Wird die Entzündung konsequent mit Antibiotika, entzündungshemmenden Medikamenten, Kühlung und Hochlagerung behandelt, ist die Prognose sehr gut. Dennoch kann die Erkrankung in rund 15 Prozent der Fälle einen chronischen Verlauf nehmen, sodass die Symptome länger als drei Monate bestehen.
Eine unvollständige oder zu kurz durchgeführte Behandlung kann in schweren Fällen auch zu Schädigungen wie Vernarbungen des Hodengewebes, was langfristig die Fruchtbarkeit beeinträchtigen kann. Besonders bei sexuell übertragbaren Erregern besteht ein erhöhtes Risiko für Spätfolgen. In sehr seltenen Fällen kann sich ein Abszess zu einer Blutvergiftung (Sepsis) entwickeln, die lebensgefährlich sein kann.
Lässt sich einer Nebenhodenentzündung vorbeugen?
Eine wirksame Maßnahme zur Vorbeugung einer Nebenhodenentzündung ist die Mumps-Impfung. Sie schützt vor einer Mumps-bedingten Nebenhodenentzündung, auch Mumps-Orchitis genannt, die vor allem bei ungeimpften Männern auftreten kann.
Männer, die zudem Kontaktsportarten wie Fußball oder Kampfsport betreiben, können durch das Tragen von Schutzkleidung das Risiko für Verletzungen an den Hoden und damit verbundene Entzündungen verringern.

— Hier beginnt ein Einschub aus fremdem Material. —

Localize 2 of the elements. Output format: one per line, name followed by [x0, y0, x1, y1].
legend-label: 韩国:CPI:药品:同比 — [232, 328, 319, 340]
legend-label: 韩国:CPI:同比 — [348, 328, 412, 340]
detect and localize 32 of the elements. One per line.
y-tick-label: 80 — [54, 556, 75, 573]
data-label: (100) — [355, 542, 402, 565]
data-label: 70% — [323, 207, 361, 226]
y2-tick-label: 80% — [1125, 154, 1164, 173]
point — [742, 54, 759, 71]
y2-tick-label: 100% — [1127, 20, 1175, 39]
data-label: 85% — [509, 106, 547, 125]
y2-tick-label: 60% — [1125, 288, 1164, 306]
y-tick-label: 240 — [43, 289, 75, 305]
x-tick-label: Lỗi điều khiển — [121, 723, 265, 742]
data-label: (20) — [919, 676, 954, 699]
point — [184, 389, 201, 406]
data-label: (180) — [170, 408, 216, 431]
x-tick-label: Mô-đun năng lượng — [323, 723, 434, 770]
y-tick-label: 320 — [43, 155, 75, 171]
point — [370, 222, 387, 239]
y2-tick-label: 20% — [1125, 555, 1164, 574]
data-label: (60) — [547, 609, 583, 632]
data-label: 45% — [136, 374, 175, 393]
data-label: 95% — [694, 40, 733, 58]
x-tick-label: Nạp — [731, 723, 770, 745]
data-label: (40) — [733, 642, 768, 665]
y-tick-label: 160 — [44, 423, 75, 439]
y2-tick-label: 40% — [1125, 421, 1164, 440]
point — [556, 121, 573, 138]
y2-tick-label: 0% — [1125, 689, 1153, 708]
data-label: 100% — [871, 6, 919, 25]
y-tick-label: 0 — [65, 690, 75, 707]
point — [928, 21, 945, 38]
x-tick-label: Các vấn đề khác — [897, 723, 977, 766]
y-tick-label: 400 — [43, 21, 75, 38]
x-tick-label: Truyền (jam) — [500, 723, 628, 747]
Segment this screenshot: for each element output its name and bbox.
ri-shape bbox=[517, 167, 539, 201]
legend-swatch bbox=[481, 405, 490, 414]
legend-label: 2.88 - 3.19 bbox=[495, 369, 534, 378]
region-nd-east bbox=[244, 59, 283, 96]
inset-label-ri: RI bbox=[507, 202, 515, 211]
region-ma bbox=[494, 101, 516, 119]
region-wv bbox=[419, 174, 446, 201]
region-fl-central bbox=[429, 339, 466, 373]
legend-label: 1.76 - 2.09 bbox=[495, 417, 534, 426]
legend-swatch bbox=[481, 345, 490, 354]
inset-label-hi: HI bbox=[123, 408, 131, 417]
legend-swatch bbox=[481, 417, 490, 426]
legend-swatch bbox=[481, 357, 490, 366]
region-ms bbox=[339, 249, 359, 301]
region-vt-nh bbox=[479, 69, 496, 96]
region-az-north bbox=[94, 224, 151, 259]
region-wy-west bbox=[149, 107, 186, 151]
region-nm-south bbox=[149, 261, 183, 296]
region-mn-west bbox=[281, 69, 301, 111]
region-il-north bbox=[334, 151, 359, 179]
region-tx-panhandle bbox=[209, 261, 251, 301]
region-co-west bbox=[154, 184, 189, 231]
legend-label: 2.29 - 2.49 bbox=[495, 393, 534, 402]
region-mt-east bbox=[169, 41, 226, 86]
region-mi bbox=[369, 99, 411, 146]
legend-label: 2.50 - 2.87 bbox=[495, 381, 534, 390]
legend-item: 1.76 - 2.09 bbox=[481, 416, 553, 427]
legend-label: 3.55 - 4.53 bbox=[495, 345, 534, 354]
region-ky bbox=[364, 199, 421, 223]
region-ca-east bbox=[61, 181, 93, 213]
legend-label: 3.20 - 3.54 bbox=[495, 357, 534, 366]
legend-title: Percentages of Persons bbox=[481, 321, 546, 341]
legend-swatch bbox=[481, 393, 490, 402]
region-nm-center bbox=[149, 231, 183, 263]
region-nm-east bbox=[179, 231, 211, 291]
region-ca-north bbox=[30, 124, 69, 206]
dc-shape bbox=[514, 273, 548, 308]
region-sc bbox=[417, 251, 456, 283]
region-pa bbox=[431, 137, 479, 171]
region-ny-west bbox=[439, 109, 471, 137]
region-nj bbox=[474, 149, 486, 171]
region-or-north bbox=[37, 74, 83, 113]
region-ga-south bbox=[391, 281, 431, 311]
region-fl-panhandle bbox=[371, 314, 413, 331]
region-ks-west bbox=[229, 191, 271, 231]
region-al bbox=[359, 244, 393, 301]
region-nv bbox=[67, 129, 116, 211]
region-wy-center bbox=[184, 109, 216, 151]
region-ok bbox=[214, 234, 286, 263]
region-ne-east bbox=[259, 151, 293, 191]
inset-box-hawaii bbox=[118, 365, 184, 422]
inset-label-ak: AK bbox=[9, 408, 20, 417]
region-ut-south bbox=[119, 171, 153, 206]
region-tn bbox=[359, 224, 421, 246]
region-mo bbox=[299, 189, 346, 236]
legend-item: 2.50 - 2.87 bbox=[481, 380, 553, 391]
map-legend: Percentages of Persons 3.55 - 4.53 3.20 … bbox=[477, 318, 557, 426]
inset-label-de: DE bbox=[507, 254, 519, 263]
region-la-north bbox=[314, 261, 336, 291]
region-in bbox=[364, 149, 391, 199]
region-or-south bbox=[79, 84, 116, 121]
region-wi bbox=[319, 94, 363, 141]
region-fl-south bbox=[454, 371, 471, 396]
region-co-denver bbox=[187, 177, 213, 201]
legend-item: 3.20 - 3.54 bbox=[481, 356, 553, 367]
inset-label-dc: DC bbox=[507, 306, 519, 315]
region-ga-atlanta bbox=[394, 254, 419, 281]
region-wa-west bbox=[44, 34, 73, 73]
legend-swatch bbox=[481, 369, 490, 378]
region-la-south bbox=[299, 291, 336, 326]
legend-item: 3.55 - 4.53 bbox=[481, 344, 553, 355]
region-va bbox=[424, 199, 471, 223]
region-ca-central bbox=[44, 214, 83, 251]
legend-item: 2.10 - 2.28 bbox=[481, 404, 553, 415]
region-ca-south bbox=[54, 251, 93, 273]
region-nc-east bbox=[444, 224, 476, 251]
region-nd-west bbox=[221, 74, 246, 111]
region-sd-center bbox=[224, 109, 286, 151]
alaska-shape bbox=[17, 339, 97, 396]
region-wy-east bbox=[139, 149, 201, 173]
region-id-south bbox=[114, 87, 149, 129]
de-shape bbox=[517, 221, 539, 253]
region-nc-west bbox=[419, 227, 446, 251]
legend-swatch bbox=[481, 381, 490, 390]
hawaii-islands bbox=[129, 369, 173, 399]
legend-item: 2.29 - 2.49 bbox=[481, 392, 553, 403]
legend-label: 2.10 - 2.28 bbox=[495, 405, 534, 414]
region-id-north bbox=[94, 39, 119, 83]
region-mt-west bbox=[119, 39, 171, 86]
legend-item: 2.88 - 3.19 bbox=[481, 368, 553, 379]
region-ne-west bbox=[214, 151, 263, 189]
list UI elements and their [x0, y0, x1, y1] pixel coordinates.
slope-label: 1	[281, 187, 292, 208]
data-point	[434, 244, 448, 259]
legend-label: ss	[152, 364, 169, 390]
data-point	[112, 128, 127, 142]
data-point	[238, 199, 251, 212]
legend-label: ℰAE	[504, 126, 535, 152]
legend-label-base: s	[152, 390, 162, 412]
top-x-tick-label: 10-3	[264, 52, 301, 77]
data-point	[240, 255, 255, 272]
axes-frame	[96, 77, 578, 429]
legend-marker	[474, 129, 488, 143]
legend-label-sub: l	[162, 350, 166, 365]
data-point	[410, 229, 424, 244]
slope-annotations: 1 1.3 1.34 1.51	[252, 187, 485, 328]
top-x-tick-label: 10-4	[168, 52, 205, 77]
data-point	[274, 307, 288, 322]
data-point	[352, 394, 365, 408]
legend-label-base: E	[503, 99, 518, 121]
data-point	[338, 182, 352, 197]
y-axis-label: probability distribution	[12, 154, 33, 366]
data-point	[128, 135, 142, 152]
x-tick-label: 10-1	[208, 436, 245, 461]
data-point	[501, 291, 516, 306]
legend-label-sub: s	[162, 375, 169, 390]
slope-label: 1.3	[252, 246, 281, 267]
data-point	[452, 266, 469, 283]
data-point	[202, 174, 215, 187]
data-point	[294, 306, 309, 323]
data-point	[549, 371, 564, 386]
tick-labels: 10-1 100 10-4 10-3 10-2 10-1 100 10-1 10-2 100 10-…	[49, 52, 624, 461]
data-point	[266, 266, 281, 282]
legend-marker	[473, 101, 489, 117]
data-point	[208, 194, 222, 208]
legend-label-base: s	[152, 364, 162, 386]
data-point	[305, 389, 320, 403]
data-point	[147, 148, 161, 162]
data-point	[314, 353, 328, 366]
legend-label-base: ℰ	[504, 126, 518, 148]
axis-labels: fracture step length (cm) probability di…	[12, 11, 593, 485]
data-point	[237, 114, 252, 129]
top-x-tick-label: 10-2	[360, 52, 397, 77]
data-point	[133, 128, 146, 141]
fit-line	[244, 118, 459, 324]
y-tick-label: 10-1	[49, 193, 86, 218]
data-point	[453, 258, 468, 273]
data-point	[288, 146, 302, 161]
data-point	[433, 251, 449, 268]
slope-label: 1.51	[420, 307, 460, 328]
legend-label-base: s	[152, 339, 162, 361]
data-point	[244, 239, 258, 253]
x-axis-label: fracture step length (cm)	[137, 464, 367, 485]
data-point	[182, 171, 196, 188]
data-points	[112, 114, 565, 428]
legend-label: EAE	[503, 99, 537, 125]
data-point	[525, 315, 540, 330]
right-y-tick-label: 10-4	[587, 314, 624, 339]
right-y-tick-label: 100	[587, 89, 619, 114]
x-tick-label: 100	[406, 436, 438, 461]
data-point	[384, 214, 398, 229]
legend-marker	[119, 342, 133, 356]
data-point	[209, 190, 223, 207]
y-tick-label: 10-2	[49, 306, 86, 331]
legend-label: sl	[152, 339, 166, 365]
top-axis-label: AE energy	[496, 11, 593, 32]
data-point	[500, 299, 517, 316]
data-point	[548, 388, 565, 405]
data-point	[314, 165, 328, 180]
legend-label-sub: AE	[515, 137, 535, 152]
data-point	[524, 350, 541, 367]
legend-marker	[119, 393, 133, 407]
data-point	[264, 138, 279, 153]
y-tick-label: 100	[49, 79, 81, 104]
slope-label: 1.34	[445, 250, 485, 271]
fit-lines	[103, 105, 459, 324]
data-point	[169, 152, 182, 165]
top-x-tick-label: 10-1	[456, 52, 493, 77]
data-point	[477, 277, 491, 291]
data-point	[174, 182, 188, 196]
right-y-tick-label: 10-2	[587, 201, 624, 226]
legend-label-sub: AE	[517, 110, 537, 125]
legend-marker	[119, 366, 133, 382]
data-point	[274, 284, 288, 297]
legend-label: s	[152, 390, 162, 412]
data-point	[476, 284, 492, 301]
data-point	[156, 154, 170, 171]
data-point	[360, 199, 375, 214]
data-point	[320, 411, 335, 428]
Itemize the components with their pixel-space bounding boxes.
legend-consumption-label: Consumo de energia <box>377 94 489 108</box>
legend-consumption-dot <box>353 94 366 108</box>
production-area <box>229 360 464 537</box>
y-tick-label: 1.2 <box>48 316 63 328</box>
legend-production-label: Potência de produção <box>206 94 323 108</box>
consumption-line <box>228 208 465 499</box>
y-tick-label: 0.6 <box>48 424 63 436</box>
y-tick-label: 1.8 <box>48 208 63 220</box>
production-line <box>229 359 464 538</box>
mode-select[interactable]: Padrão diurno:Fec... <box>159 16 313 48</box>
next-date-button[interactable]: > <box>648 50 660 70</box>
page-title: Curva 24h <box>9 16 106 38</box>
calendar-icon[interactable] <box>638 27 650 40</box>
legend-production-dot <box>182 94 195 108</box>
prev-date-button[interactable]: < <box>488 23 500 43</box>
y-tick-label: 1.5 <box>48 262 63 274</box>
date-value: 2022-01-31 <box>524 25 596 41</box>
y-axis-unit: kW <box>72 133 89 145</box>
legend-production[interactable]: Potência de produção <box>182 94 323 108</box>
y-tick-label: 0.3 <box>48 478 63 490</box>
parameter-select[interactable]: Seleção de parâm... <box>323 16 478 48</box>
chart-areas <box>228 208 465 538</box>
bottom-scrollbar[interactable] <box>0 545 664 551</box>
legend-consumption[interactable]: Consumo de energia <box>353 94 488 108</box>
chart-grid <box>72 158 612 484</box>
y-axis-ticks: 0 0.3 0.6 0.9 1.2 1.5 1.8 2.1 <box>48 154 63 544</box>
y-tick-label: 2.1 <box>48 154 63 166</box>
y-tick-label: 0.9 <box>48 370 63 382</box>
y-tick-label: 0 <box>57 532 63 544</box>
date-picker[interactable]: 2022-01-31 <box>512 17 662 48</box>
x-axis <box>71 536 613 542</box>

Da auch sexuell übertragbare Infektionenen eine Nebenhodenentzündung auslösen können, sind Kondome ein wichtiger Schutz beim Geschlechtsverkehr.
Bei älteren Männern, bei denen ein medizinischer Eingriff an den unteren Harnwegen geplant ist (zum Beispiel eine Blasenspiegelung), kann der vorbeugende Einsatz von Antibiotika sinnvoll sein. Dadurch lässt sich das Risiko einer bakteriellen Entzündung des Nebenhodens deutlich senken.